Une hausse des coûts à tous les niveaux
Au-delà des carburants, l'ensemble de la chaîne d'approvisionnement est touchée. Les matériaux, souvent acheminés par la route ou dérivés du pétrole, subissent également des hausses significatives. Francis Voelin, président de la CAPEB en Bourgogne-Franche-Comté, souligne que "les prix des matériaux devraient augmenter de 15 à 20 %". Les marges de profit se réduisent à mesure que le travail disponible diminue. "Il n'y a pas assez de chantiers et même sur ceux qui existent, nous ne tirons plus de bénéfice", confie Voelin.
Des entreprises fragilisées et des dirigeants sous pression
Avec environ 50 000 entreprises dans le secteur, les artisans tentent de maintenir leurs équipes malgré un contexte économique difficile. "Nous essayons de garder nos employés, mais la trésorerie est en berne et les charges salariales sont élevées", rapporte Voelin. L'équilibre devient précaire : "Si nous perdons nos employés, nous ne serons plus en mesure de répondre à certains appels d'offres. Cette pression crée une charge mentale insupportable pour les chefs d'entreprises".

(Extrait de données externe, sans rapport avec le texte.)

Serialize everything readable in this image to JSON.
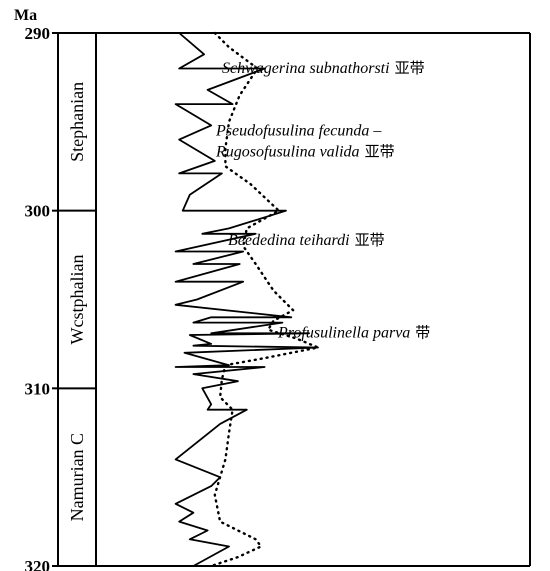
{
  "axis": {
    "unit": "Ma",
    "ticks": [
      {
        "label": "290",
        "value": 290
      },
      {
        "label": "300",
        "value": 300
      },
      {
        "label": "310",
        "value": 310
      },
      {
        "label": "320",
        "value": 320
      }
    ]
  },
  "stages": [
    {
      "name": "Stephanian",
      "top": 290,
      "bottom": 300
    },
    {
      "name": "Westphalian",
      "display": "Wcstphalian",
      "top": 300,
      "bottom": 310
    },
    {
      "name": "Namurian C",
      "top": 310,
      "bottom": 320
    }
  ],
  "zones": [
    {
      "lines": [
        "Schwagerina subnathorsti"
      ],
      "suffix": "亚带",
      "age": 291.9
    },
    {
      "lines": [
        "Pseudofusulina fecunda –",
        "Rugosofusulina valida"
      ],
      "suffix": "亚带",
      "age": 296
    },
    {
      "lines": [
        "Beededina teihardi"
      ],
      "suffix": "亚带",
      "age": 301.6
    },
    {
      "lines": [
        "Profusulinella parva"
      ],
      "suffix": "带",
      "age": 306.8
    }
  ],
  "chart_data": {
    "type": "line",
    "title": "",
    "ylabel": "Ma",
    "ylim": [
      290,
      320
    ],
    "y_direction": "down",
    "x_axis": "relative amplitude (unlabelled)",
    "series": [
      {
        "style": "solid",
        "points": [
          [
            0.22,
            290.0
          ],
          [
            0.36,
            291.2
          ],
          [
            0.22,
            292.0
          ],
          [
            0.7,
            292.0
          ],
          [
            0.38,
            293.2
          ],
          [
            0.52,
            294.0
          ],
          [
            0.2,
            294.0
          ],
          [
            0.4,
            295.2
          ],
          [
            0.22,
            296.0
          ],
          [
            0.42,
            297.2
          ],
          [
            0.22,
            297.9
          ],
          [
            0.46,
            297.9
          ],
          [
            0.28,
            299.1
          ],
          [
            0.24,
            300.0
          ],
          [
            0.82,
            300.0
          ],
          [
            0.5,
            301.0
          ],
          [
            0.35,
            301.3
          ],
          [
            0.65,
            301.3
          ],
          [
            0.2,
            302.3
          ],
          [
            0.58,
            302.3
          ],
          [
            0.3,
            303.0
          ],
          [
            0.56,
            303.0
          ],
          [
            0.2,
            304.0
          ],
          [
            0.58,
            304.0
          ],
          [
            0.32,
            305.0
          ],
          [
            0.2,
            305.3
          ],
          [
            0.85,
            306.0
          ],
          [
            0.4,
            306.0
          ],
          [
            0.3,
            306.3
          ],
          [
            0.8,
            306.3
          ],
          [
            0.4,
            306.9
          ],
          [
            0.95,
            306.9
          ],
          [
            0.28,
            307.0
          ],
          [
            0.4,
            307.5
          ],
          [
            0.3,
            307.6
          ],
          [
            1.0,
            307.7
          ],
          [
            0.25,
            308.0
          ],
          [
            0.5,
            308.7
          ],
          [
            0.2,
            308.8
          ],
          [
            0.7,
            308.8
          ],
          [
            0.3,
            309.2
          ],
          [
            0.55,
            309.6
          ],
          [
            0.35,
            310.0
          ],
          [
            0.4,
            310.9
          ],
          [
            0.38,
            311.2
          ],
          [
            0.6,
            311.2
          ],
          [
            0.45,
            312.0
          ],
          [
            0.2,
            314.0
          ],
          [
            0.45,
            315.0
          ],
          [
            0.4,
            315.5
          ],
          [
            0.2,
            316.5
          ],
          [
            0.3,
            317.0
          ],
          [
            0.22,
            317.5
          ],
          [
            0.38,
            318.0
          ],
          [
            0.28,
            318.5
          ],
          [
            0.5,
            318.9
          ],
          [
            0.3,
            320.0
          ]
        ]
      },
      {
        "style": "dotted",
        "points": [
          [
            0.42,
            290.0
          ],
          [
            0.5,
            290.8
          ],
          [
            0.66,
            292.0
          ],
          [
            0.56,
            293.5
          ],
          [
            0.5,
            295.0
          ],
          [
            0.48,
            296.5
          ],
          [
            0.48,
            297.5
          ],
          [
            0.62,
            298.5
          ],
          [
            0.78,
            300.0
          ],
          [
            0.6,
            301.0
          ],
          [
            0.58,
            302.0
          ],
          [
            0.65,
            303.0
          ],
          [
            0.75,
            304.5
          ],
          [
            0.86,
            305.6
          ],
          [
            0.75,
            306.2
          ],
          [
            0.72,
            306.7
          ],
          [
            0.88,
            307.2
          ],
          [
            1.0,
            307.7
          ],
          [
            0.7,
            308.3
          ],
          [
            0.48,
            308.7
          ],
          [
            0.46,
            309.5
          ],
          [
            0.45,
            310.5
          ],
          [
            0.52,
            311.2
          ],
          [
            0.5,
            312.5
          ],
          [
            0.48,
            314.0
          ],
          [
            0.45,
            315.0
          ],
          [
            0.42,
            316.0
          ],
          [
            0.45,
            317.5
          ],
          [
            0.65,
            318.5
          ],
          [
            0.68,
            318.9
          ],
          [
            0.55,
            319.5
          ],
          [
            0.4,
            320.0
          ]
        ]
      }
    ]
  }
}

Une demande d’aide au gouvernement
Dans ce contexte, la CAPEB appelle les autorités à des actions concrètes. Au niveau national, Jean-Christophe Repon, président de la CAPEB, a suggéré la réduction de la TVA sur les travaux, la faisant passer de 10 % à 5,5 %. Repon a déclaré sur Franceinfo : "Cela pourrait générer 2 milliards d’euros de chiffre d’affaires supplémentaires et sauver environ 10 000 emplois. Sans cela, nous risquons une crise économique profonde".